To be honest, I haven’t done much Rust development since then, so there are probably a bunch of pain points that I’ve not handled. I’m starting a new project though, and thought I’d try out the language server rust-analyzer as I’ve heard good things about it.
Ordinarily with Visual Studio Code (my IDE of choice), you can just install the rust-analyzer extension and begin. However, in my case as I don’t have rust installed directly on my host, there were a few extra steps to take.
First of all, the VS Code extension tries to install and run the rust-analyzer binary, and fails. So I created another wrapper script named rust-analyzer and dropped it in my PATH:
#!/usr/bin/env bash
set -e
if [ "$USER" != "root" ]; then
sudo "$0" "${@:1}"
exit 0
fi
IMAGE_NAME="grepular/rust-analyzer"
# Build the image if it does not exist
if [[ $(docker images --filter "reference=$IMAGE_NAME" -q) == "" ]]; then
docker build -q -t "$IMAGE_NAME" . -f-<<EOF
FROM rust:latest
RUN rustup component add rust-src
RUN curl -L https://github.com/rust-analyzer/rust-analyzer/releases/latest/download/rust-analyzer-linux -o /rust-analyzer
RUN chmod 755 /rust-analyzer
ENTRYPOINT ["/rust-analyzer"]
EOF
fi
docker run \
-u $(stat -c '%u:%g' .) \
-i --rm \
-v "$PWD:$PWD:ro" \
--workdir "$PWD" \
"$IMAGE_NAME" "$@"
I then had to go into the VS Code settings and manually set the path to this script:
{
"rust-analyzer.serverPath": "/usr/local/bin/rust-analyzer"
}
You’ll notice at the beginning of the script, it re-runs it’s self under sudo if it’s not already running as root.

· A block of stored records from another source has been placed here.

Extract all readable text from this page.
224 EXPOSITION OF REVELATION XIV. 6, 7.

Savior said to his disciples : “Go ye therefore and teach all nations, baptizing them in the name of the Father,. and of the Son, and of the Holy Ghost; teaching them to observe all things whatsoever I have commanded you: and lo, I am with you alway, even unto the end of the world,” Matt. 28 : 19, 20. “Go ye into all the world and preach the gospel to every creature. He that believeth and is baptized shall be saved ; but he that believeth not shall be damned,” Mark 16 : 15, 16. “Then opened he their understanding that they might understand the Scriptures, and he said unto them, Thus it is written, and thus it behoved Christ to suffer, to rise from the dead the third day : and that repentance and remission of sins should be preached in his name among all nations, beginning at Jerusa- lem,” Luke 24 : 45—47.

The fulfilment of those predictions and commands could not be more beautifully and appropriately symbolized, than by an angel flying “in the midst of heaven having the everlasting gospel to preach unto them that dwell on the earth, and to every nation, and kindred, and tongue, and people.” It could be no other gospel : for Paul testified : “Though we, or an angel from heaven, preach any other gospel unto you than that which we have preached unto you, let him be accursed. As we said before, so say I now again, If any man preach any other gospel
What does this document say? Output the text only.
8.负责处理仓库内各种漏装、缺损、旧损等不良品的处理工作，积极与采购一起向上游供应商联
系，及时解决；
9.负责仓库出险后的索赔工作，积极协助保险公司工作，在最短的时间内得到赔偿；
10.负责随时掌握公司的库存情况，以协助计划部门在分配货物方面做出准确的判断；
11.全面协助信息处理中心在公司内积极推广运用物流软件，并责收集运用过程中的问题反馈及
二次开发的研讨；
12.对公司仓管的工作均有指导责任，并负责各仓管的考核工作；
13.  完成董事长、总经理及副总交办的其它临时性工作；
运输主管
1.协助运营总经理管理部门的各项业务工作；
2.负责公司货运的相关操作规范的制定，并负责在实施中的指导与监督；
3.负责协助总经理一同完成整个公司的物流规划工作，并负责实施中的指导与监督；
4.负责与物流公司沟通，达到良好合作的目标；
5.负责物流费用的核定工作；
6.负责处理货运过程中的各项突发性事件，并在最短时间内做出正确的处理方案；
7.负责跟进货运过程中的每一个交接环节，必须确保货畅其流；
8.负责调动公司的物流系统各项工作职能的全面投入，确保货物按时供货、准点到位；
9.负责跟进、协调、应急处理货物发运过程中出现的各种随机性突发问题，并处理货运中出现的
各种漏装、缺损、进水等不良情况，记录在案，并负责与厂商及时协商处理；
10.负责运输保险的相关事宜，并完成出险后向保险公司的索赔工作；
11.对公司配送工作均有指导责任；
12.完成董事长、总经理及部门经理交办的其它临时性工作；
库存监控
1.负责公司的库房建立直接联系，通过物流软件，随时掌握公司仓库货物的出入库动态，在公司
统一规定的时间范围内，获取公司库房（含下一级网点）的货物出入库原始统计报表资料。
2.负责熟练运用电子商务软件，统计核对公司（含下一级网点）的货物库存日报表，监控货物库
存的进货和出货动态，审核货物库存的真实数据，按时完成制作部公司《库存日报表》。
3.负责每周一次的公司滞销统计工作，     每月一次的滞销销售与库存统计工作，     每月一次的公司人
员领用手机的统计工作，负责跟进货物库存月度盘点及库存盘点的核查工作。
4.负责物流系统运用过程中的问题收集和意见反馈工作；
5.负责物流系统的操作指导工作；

This is because my user does not have access to the docker socket (for security reasons). And although my user does have sudo access, it is password protected. Because of the password protection, the rust-analyzer extension fails to run because it is prompted for a password and wasn’t expecting that. So, I placed an exception in my sudoers config to allow my user to run the rust-analyzer script using sudo, without a password. I did this by adding the following to /etc/sudoers.d/mike-rust-analyzer:
mike ALL=NOPASSWD: /usr/local/bin/rust-analyzer *
And there we have it. I can continue to run cargo inside a sandboxed environment, and use rust-analyzer inside another sandboxed environment, whilst using my IDE on the host to do development.
P.S. Initial impressions of rust-analyzer are that it’s very good and I never want to do Rust development again without it.